Practice Increased Productivity At Home
Once you have proven your value as an investment for your company, have a trial run of working at home to showcase your increased productivity. Ask for a couple of personal days to handle family business (or whatever you must do to get a couple of days off), and promise to get work done from home. (Do this mid-week so it doesn't appear you are arranging a long weekend getaway.)
Then, during these two days, increase your work output much more than you do at the office, leaving yourself a few free hours during the normal work day. This will give you a good idea of what you can accomplish on your own and still allow yourself freedom to pursue other things.
Be sure to copy your boss on emails and keep good records of all you accomplish to use for negotiating when the time is right.
Reveal the Business Benefits to Your Boss
Create a document that shows the quantifiable results of working from home. Present the idea of occasionally working remotely as a real business benefit to your boss and the company — not just something convenient for you. If you have a long commute to work, include the additional work time added to your day.
Propose a Test Run
Once you show your boss the real results of your increased productivity working from home, propose a short trial run — maybe two days a week for a few weeks. (Ask for more time than you want so you have negotiating room.)

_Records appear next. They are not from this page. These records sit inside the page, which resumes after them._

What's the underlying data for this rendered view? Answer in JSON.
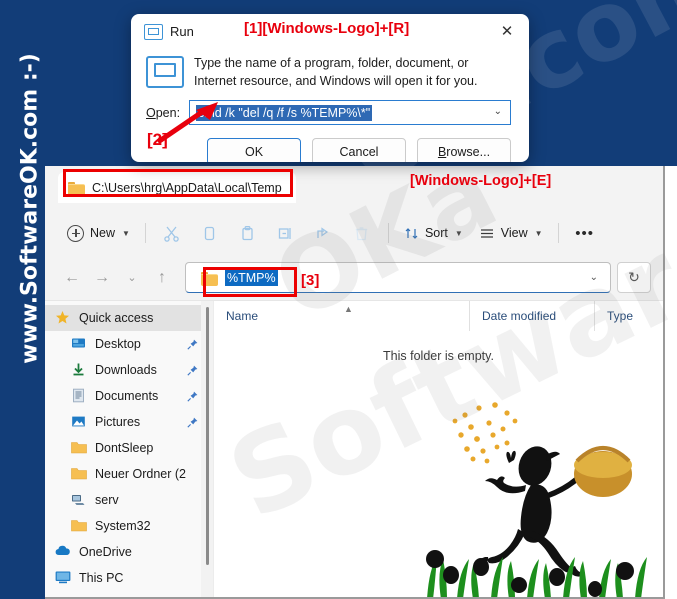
{
  "watermark": {
    "rail_text": "www.SoftwareOK.com :-)",
    "ghost_top": "OK.com",
    "ghost_mid": "OKa",
    "ghost_low": "Software"
  },
  "annotations": {
    "step1": "[1][Windows-Logo]+[R]",
    "step2": "[2]",
    "step3": "[3]",
    "win_e": "[Windows-Logo]+[E]",
    "box_color": "#ec0000",
    "text_color": "#e8000d"
  },
  "run_dialog": {
    "title": "Run",
    "close_label": "✕",
    "description": "Type the name of a program, folder, document, or Internet resource, and Windows will open it for you.",
    "open_label": "Open:",
    "command_value": "cmd /k \"del /q /f /s %TEMP%\\*\"",
    "combo_chevron": "⌄",
    "buttons": [
      {
        "label": "OK",
        "primary": true
      },
      {
        "label": "Cancel",
        "primary": false
      },
      {
        "label": "Browse...",
        "primary": false
      }
    ]
  },
  "explorer": {
    "tab_title": "C:\\Users\\hrg\\AppData\\Local\\Temp",
    "toolbar": {
      "new_label": "New",
      "sort_label": "Sort",
      "view_label": "View",
      "more_label": "•••",
      "icons": [
        "cut-icon",
        "copy-icon",
        "paste-icon",
        "rename-icon",
        "share-icon",
        "delete-icon"
      ]
    },
    "address": {
      "back": "←",
      "forward": "→",
      "recent": "⌄",
      "up": "↑",
      "value": "%TMP%",
      "chevron": "⌄",
      "refresh": "↻"
    },
    "nav_pane": {
      "items": [
        {
          "label": "Quick access",
          "icon": "star-icon",
          "selected": true,
          "pinned": false,
          "indent": false
        },
        {
          "label": "Desktop",
          "icon": "desktop-icon",
          "selected": false,
          "pinned": true,
          "indent": true
        },
        {
          "label": "Downloads",
          "icon": "download-icon",
          "selected": false,
          "pinned": true,
          "indent": true
        },
        {
          "label": "Documents",
          "icon": "document-icon",
          "selected": false,
          "pinned": true,
          "indent": true
        },
        {
          "label": "Pictures",
          "icon": "pictures-icon",
          "selected": false,
          "pinned": true,
          "indent": true
        },
        {
          "label": "DontSleep",
          "icon": "folder-icon",
          "selected": false,
          "pinned": false,
          "indent": true
        },
        {
          "label": "Neuer Ordner (2",
          "icon": "folder-icon",
          "selected": false,
          "pinned": false,
          "indent": true
        },
        {
          "label": "serv",
          "icon": "network-icon",
          "selected": false,
          "pinned": false,
          "indent": true
        },
        {
          "label": "System32",
          "icon": "folder-icon",
          "selected": false,
          "pinned": false,
          "indent": true
        },
        {
          "label": "OneDrive",
          "icon": "cloud-icon",
          "selected": false,
          "pinned": false,
          "indent": false
        },
        {
          "label": "This PC",
          "icon": "pc-icon",
          "selected": false,
          "pinned": false,
          "indent": false
        }
      ]
    },
    "columns": [
      {
        "label": "Name"
      },
      {
        "label": "Date modified"
      },
      {
        "label": "Type"
      }
    ],
    "empty_message": "This folder is empty."
  }
}
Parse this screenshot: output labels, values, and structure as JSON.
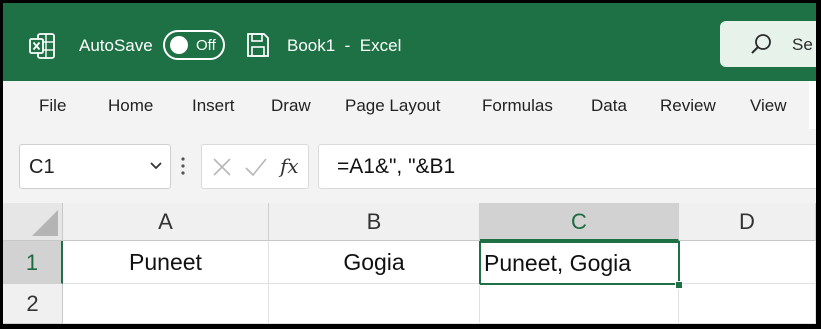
{
  "titlebar": {
    "app_icon": "excel-icon",
    "autosave_label": "AutoSave",
    "autosave_state": "Off",
    "save_icon": "save-icon",
    "doc_name": "Book1",
    "separator": "-",
    "app_name": "Excel",
    "search_placeholder": "Se",
    "search_icon": "search-icon"
  },
  "menu": {
    "items": [
      "File",
      "Home",
      "Insert",
      "Draw",
      "Page Layout",
      "Formulas",
      "Data",
      "Review",
      "View"
    ]
  },
  "formula_bar": {
    "name_box": "C1",
    "fx_label": "fx",
    "formula": "=A1&\", \"&B1"
  },
  "grid": {
    "columns": [
      "A",
      "B",
      "C",
      "D"
    ],
    "rows": [
      "1",
      "2"
    ],
    "cells": {
      "A1": "Puneet",
      "B1": "Gogia",
      "C1": "Puneet, Gogia"
    },
    "active_cell": "C1"
  },
  "colors": {
    "title_bar": "#1e7145",
    "accent": "#1e7145",
    "search_box": "#e6f2ea"
  }
}
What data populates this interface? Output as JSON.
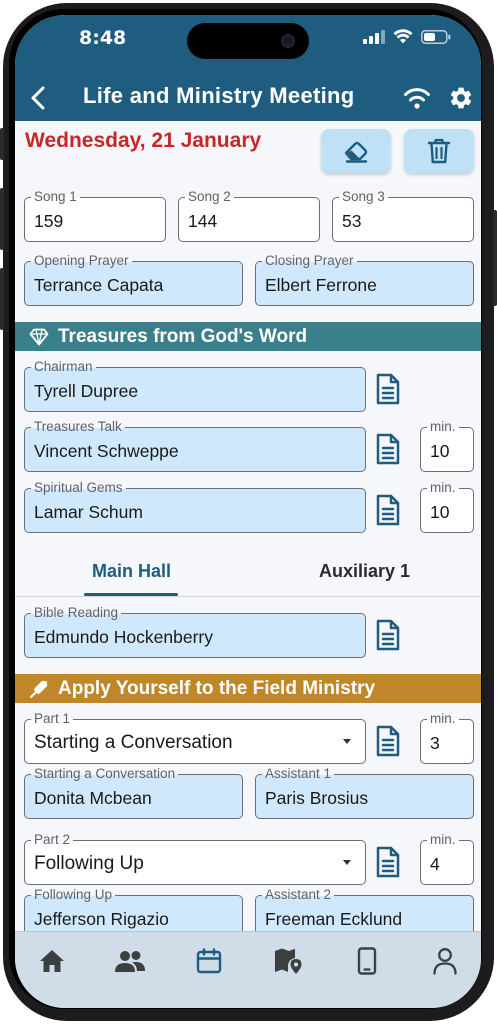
{
  "status": {
    "time": "8:48"
  },
  "app_bar": {
    "title": "Life and Ministry Meeting"
  },
  "meeting": {
    "date": "Wednesday, 21 January"
  },
  "songs": [
    {
      "label": "Song 1",
      "value": "159"
    },
    {
      "label": "Song 2",
      "value": "144"
    },
    {
      "label": "Song 3",
      "value": "53"
    }
  ],
  "prayers": {
    "opening": {
      "label": "Opening Prayer",
      "value": "Terrance Capata"
    },
    "closing": {
      "label": "Closing Prayer",
      "value": "Elbert Ferrone"
    }
  },
  "treasures": {
    "title": "Treasures from God's Word",
    "chairman": {
      "label": "Chairman",
      "value": "Tyrell Dupree"
    },
    "talk": {
      "label": "Treasures Talk",
      "value": "Vincent Schweppe",
      "min_label": "min.",
      "min": "10"
    },
    "gems": {
      "label": "Spiritual Gems",
      "value": "Lamar Schum",
      "min_label": "min.",
      "min": "10"
    }
  },
  "tabs": {
    "main": "Main Hall",
    "aux": "Auxiliary 1"
  },
  "bible_reading": {
    "label": "Bible Reading",
    "value": "Edmundo Hockenberry"
  },
  "apply": {
    "title": "Apply Yourself to the Field Ministry",
    "part1": {
      "label": "Part 1",
      "value": "Starting a Conversation",
      "min_label": "min.",
      "min": "3",
      "student_label": "Starting a Conversation",
      "student": "Donita Mcbean",
      "assistant_label": "Assistant 1",
      "assistant": "Paris Brosius"
    },
    "part2": {
      "label": "Part 2",
      "value": "Following Up",
      "min_label": "min.",
      "min": "4",
      "student_label": "Following Up",
      "student": "Jefferson Rigazio",
      "assistant_label": "Assistant 2",
      "assistant": "Freeman Ecklund"
    }
  },
  "colors": {
    "primary": "#1f5d80",
    "date": "#c62828",
    "treasures": "#3a7f8c",
    "apply": "#c0862a",
    "filled_field": "#cfe8fc"
  },
  "bottom_nav": {
    "items": [
      "home-icon",
      "people-icon",
      "calendar-icon",
      "map-pin-icon",
      "phone-icon",
      "person-icon"
    ]
  }
}
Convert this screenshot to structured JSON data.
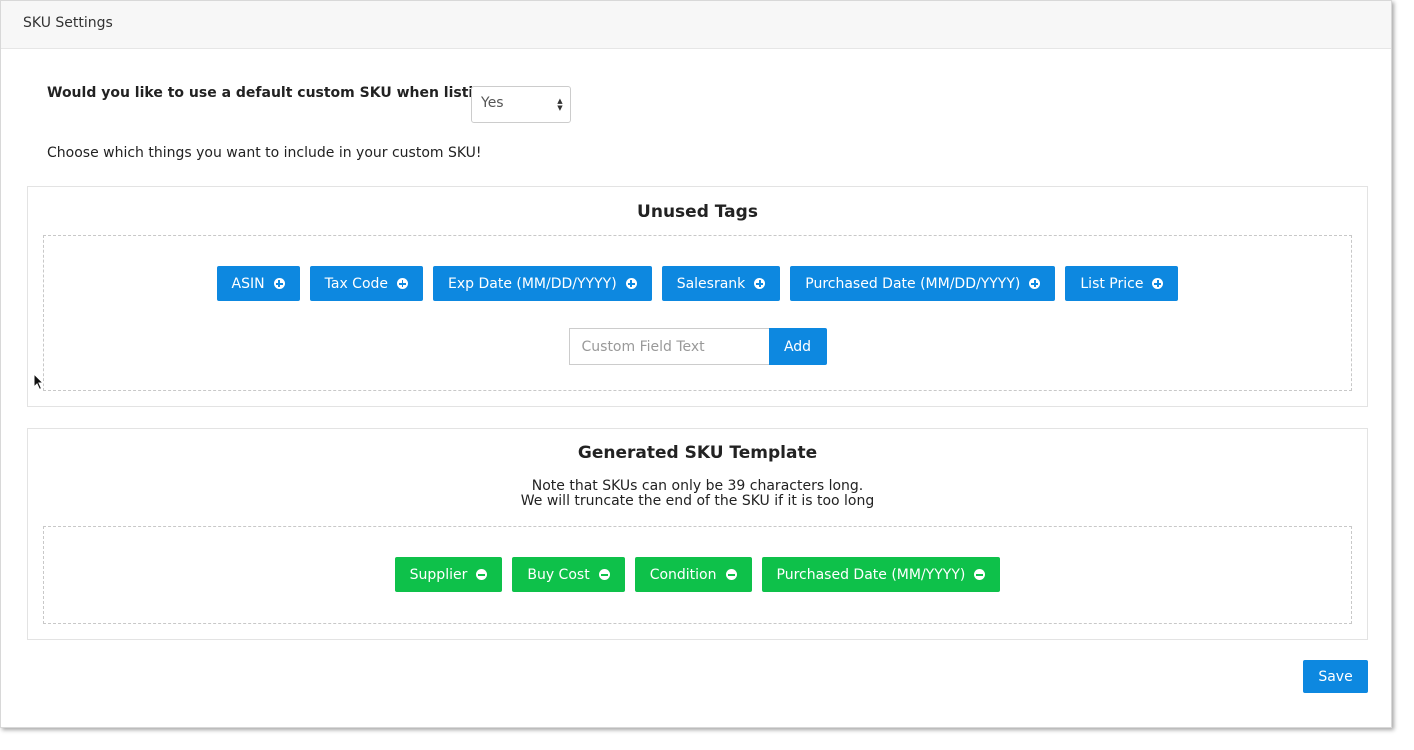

If you propose it as a trail, then you are offering an escape clause, making it easier for your boss to handle. Think through all of the potential objections your boss may have, and be prepared to acknowledge them and have viable solutions or alternatives.
Use the Time Wisely and Then Expand
During this test period, be sure you are super-productive, and again, keep quantifiable records of your output. Continue to allow yourself several hours during the day to pursue other things — work or lifestyle related.
At the end of the test period, meet again with your boss to review the results, and ask for a small increase in the time at home. If your boss objects, then ask to extend the current trial period. Don't accept “no” right off the bat — ask what you could do to make this more acceptable to your boss.
If you are continuing to produce and show real results, you shouldn't underestimate your value to your company. It is far easier to negotiate with a valuable employee than to find a good replacement. Keep re-negotiating your schedule, using the solid quantifiable records of your results as leverage.
With more time, you have the freedom to build your own business, spend time with your family, pursue your hobbies, and create a more balanced life. With some creative thinking and careful planning, you have the ability to craft work schedule and lifestyle that feels, well, magical!